A grandmother in the Bronx, New York, has been awarded $110.6 million in damages by a jury in a malpractice lawsuit against St. Barnabas Hospital and four of its doctors.

Keimoneia Redish was left with crippling speech and motor deficits after the lack of care she received while admitted to the New Jersey hospital after suffering an asthma attack back in 2010, the New York Daily News reported. Friday’s verdict could be the largest malpractice award granted in a single-plaintiff suit, her attorney said.

The Bronx woman said she felt “numb” upon hearing the good news.

St. Barnabas Hospital

Plaintiff Keimoneia Redish, 48, claimed doctors at St. Barnabas hospital failed to consider moving her to a different facility with advanced technology needed to treat complications she faced after a devastating asthma attack in 2010. (Representational photo by Oxford / Getty Images)

“I’ve been fighting for so long,” Redish, who now receives ’round-the-clock care from her boyfriend, told the newspaper, adding, “I was angry, but I put it aside. I came to the reality [that] I have to deal with it.”

The crux of Redish’s lawsuit centered on the argument that she should’ve been transferred to a different facility with advanced technology known as ECMO, or extracorporeal membrane oxygenation, which could’ve removed the build up of carbon dioxide in her brain, preventing lifelong, irreversible damage.

Instead, Drs. Darryl Adler, Richard Stumacher, Abdurham Ahmed and Ronald Ciubutaro continued treating the mother of five at the St. Barnabas facility and at one point moved her to the “dark side” of the hospital’s intensive care unit, according to the complaint.

“That’s the one [for] patients not recovering — they send them to the back, like they’re going to die,’’ she testified in court.

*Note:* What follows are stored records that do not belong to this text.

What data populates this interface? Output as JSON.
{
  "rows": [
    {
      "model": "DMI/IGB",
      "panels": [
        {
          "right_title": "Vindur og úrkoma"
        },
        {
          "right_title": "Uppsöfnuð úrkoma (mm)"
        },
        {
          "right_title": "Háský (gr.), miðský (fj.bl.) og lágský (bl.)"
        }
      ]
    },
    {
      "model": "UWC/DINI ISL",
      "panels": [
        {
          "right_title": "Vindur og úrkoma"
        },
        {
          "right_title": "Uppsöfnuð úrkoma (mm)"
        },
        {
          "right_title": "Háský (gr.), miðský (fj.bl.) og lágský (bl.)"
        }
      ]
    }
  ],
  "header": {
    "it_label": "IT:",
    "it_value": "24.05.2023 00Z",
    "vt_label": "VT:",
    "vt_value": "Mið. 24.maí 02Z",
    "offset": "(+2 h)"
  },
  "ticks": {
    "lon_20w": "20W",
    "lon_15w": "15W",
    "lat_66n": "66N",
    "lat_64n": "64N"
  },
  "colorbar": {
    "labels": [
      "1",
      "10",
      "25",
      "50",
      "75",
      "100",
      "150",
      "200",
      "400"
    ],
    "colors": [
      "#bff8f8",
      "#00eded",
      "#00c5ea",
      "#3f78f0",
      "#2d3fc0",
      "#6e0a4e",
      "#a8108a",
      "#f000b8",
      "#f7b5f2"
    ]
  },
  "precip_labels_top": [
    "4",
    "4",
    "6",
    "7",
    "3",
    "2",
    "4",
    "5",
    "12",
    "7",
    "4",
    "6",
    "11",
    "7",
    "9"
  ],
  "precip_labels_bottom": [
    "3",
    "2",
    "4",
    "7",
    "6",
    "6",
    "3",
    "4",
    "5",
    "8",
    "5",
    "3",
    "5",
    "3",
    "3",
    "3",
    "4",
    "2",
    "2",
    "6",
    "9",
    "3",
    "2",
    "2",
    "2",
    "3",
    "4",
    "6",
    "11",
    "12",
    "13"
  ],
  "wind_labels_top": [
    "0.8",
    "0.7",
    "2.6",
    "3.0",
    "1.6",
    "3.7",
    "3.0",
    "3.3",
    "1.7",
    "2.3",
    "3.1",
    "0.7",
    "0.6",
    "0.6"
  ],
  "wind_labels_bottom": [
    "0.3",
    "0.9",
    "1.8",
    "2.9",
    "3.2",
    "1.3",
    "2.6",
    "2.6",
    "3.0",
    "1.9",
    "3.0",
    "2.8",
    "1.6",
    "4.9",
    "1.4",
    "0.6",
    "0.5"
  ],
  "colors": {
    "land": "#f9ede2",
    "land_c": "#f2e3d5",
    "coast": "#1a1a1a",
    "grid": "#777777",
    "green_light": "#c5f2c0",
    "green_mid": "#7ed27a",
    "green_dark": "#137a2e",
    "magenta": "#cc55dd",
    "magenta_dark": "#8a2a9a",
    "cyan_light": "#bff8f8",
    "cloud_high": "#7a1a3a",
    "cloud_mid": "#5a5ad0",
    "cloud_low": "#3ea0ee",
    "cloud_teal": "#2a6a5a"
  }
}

Redish, 48, who’s now confined to a wheelchair and has slurred speech, spent a total 328 days in the hospital and in nursing homes before returning to her own home in October 2011.

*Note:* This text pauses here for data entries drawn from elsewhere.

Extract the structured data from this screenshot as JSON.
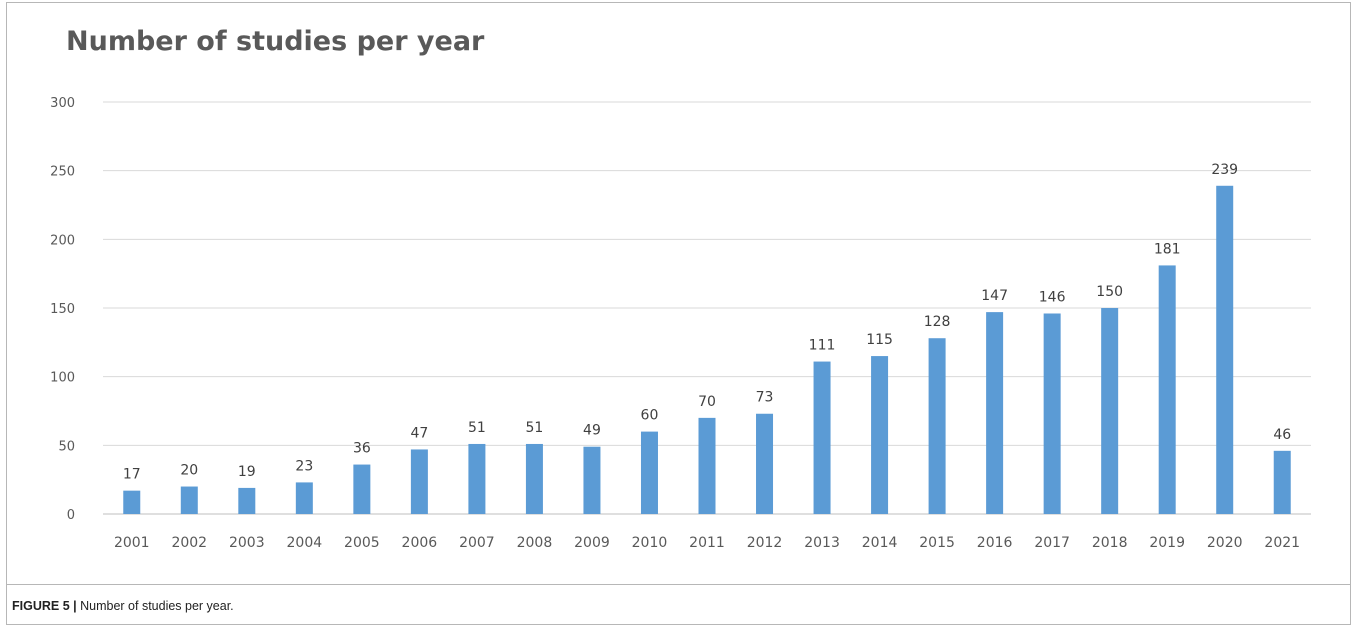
{
  "chart_data": {
    "type": "bar",
    "title": "Number of studies per year",
    "xlabel": "",
    "ylabel": "",
    "categories": [
      "2001",
      "2002",
      "2003",
      "2004",
      "2005",
      "2006",
      "2007",
      "2008",
      "2009",
      "2010",
      "2011",
      "2012",
      "2013",
      "2014",
      "2015",
      "2016",
      "2017",
      "2018",
      "2019",
      "2020",
      "2021"
    ],
    "values": [
      17,
      20,
      19,
      23,
      36,
      47,
      51,
      51,
      49,
      60,
      70,
      73,
      111,
      115,
      128,
      147,
      146,
      150,
      181,
      239,
      46
    ],
    "ylim": [
      0,
      300
    ],
    "yticks": [
      0,
      50,
      100,
      150,
      200,
      250,
      300
    ],
    "grid": true,
    "data_labels": true,
    "colors": {
      "bar": "#5b9bd5",
      "grid": "#d9d9d9",
      "axis_text": "#595959",
      "label_text": "#404040"
    }
  },
  "caption": {
    "label": "FIGURE 5 |",
    "text": "Number of studies per year."
  }
}
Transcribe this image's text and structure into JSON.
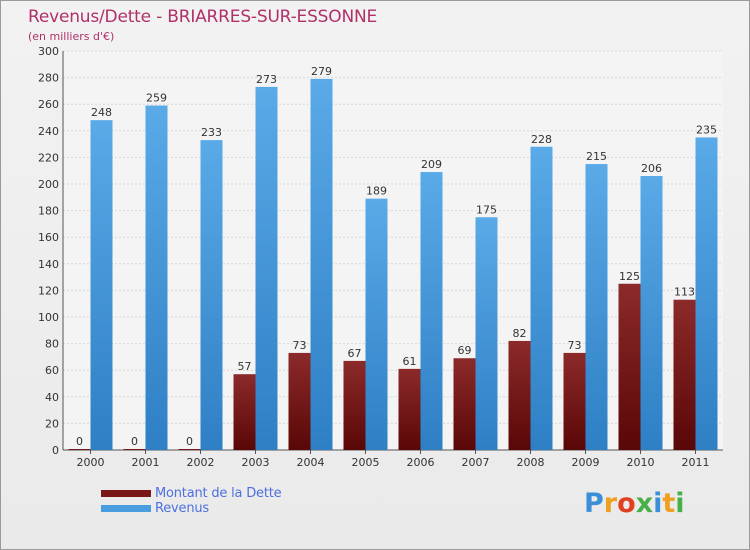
{
  "title": "Revenus/Dette - BRIARRES-SUR-ESSONNE",
  "subtitle": "(en milliers d'€)",
  "legend": {
    "debt_label": "Montant de la Dette",
    "revenue_label": "Revenus"
  },
  "logo": {
    "text": "Proxiti"
  },
  "colors": {
    "debt": "#7a1818",
    "revenue": "#4a9ee0",
    "title": "#b0306a",
    "legend_text": "#4d6fe0"
  },
  "chart_data": {
    "type": "bar",
    "title": "Revenus/Dette - BRIARRES-SUR-ESSONNE",
    "ylabel": "(en milliers d'€)",
    "xlabel": "",
    "categories": [
      "2000",
      "2001",
      "2002",
      "2003",
      "2004",
      "2005",
      "2006",
      "2007",
      "2008",
      "2009",
      "2010",
      "2011"
    ],
    "series": [
      {
        "name": "Montant de la Dette",
        "values": [
          0,
          0,
          0,
          57,
          73,
          67,
          61,
          69,
          82,
          73,
          125,
          113
        ]
      },
      {
        "name": "Revenus",
        "values": [
          248,
          259,
          233,
          273,
          279,
          189,
          209,
          175,
          228,
          215,
          206,
          235
        ]
      }
    ],
    "ylim": [
      0,
      300
    ],
    "yticks": [
      0,
      20,
      40,
      60,
      80,
      100,
      120,
      140,
      160,
      180,
      200,
      220,
      240,
      260,
      280,
      300
    ],
    "grid": true,
    "legend_position": "bottom-left"
  }
}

“She was an amazing mom, the vice president of the PTA,” said her attorney, Richard Gurfein. “She was the center of the family.”

At trial, Redish fought assertions that she hadn’t done enough to promote her own recovery from the debilitating asthma attack. A transcript of her testimony provided to the Daily News by Gurfein stated: “I’d heard [the defense lawyer] say I fell using the walker because I always tried to walk. But I fell that day because I refused to be down.”

“I don’t want to be this way,” she concluded.